Boost Your Credit Rating With debt Consolidation
Saturday, October 23rd, 2010Debt consolidation is a form of debt management that allows you to organize and streamline your financial obligations helping you to avoid the more serious consequences of financial defaulting which could lead to bankruptcy. The concept behind debt consolidation is straightforward – you use one loan to pay off all your other debts and loans, leaving you with only one monthly payment and interest rate to take care of. This positively contributes to your credit score by allowing your current accounts, regardless of status, to be considered paid. You are also opening another account, which, if you keep up with your payment obligations, will actually serve to boost your previously faltering credit rating.
In order to gain control over your financial obligations, you need to do your research and find the right debt consolidation company to work with. Learn as much as you can about the company and their debt removal process. Ask for references from people you trust, and go online and check consumer reviews. Planning pays off so think longterm.
Before deciding on a debt consolidation plan, you need to get your financial affairs in order. Make a list of all the debt you want to include in the debt consolidation plan. Include creditor information, contact information, monthly payments, interest rates and current balances in this list. This will give you a better understanding of the amount of debt you have, what you need to clear and how long the process is likely to take. This can be difficult as seeing the actual amount could overwhelm you. Many people know they are in debt, but are in the dark as to how much they actually owe as the interest rate calculations are usually found in the small print down the bottom.

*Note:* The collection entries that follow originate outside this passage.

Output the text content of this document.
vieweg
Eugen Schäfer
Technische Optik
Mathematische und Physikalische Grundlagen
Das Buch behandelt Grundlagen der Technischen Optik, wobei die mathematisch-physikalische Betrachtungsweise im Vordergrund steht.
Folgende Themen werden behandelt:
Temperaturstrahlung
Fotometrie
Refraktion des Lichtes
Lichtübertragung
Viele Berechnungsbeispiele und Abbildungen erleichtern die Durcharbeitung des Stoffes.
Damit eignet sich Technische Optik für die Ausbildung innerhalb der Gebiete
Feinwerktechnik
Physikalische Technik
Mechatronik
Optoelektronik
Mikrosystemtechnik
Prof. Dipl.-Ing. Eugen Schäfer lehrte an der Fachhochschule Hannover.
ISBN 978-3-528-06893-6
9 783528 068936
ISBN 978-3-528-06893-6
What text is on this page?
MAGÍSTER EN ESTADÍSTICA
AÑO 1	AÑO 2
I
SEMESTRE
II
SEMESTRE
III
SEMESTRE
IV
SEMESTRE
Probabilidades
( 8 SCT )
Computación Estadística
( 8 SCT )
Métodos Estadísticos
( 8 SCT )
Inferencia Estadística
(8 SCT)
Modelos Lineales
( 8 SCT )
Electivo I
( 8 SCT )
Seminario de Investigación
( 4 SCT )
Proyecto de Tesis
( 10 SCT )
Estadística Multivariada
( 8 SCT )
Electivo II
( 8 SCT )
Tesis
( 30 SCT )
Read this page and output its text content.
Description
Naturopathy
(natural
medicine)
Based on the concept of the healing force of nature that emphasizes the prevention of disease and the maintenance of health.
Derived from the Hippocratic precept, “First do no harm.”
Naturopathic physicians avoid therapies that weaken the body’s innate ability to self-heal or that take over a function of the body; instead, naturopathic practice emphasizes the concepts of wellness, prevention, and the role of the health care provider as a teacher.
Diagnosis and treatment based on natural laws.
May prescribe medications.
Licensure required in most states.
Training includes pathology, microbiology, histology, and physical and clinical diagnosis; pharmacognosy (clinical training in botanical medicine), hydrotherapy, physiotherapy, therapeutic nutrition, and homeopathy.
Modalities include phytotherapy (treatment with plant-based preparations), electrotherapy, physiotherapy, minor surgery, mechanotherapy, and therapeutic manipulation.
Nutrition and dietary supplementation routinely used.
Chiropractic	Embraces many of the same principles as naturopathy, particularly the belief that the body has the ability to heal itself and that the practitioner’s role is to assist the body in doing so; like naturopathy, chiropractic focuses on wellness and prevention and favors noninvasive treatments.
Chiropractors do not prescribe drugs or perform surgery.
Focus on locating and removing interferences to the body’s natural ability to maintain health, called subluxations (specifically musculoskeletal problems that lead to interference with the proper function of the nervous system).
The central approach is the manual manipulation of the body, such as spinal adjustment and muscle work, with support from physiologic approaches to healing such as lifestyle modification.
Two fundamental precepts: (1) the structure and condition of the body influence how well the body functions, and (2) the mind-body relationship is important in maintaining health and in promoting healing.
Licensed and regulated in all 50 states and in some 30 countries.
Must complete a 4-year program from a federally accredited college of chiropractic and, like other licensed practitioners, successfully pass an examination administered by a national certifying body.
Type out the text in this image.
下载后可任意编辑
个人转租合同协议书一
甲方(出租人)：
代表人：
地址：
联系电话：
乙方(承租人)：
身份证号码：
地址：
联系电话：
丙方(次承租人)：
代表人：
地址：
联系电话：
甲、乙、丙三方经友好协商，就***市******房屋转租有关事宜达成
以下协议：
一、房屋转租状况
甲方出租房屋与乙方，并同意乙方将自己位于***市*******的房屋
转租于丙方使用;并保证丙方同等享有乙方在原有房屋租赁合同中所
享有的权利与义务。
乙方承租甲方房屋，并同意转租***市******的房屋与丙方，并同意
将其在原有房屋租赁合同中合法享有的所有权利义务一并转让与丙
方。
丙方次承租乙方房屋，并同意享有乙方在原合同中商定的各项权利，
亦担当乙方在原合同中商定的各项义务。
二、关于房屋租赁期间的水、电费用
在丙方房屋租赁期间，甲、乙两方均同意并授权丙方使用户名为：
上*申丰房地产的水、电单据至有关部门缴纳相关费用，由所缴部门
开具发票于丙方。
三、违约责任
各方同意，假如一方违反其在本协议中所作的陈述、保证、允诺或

If you are looking for a way out of debt without seriously hampering your credit rating and score, debt consolidation may be the right choice for you. Debt consolidation is a smart alternative to getting out of debt while still maintaining a relatively good credit report. It can even give your credit rating a boost if handled in the right way.
Once your debt is cleared, your finances will take on a whole new look. Your credit score will be recalculated, thus reflecting a new, positive status and boosting your credit score. This credit score boost will serve as motivation to maintain this new and improved credit rating. You are now able to start afresh, understanding the implications of your spending habits and it gives you a future platform from which to monitor and control your spending levels.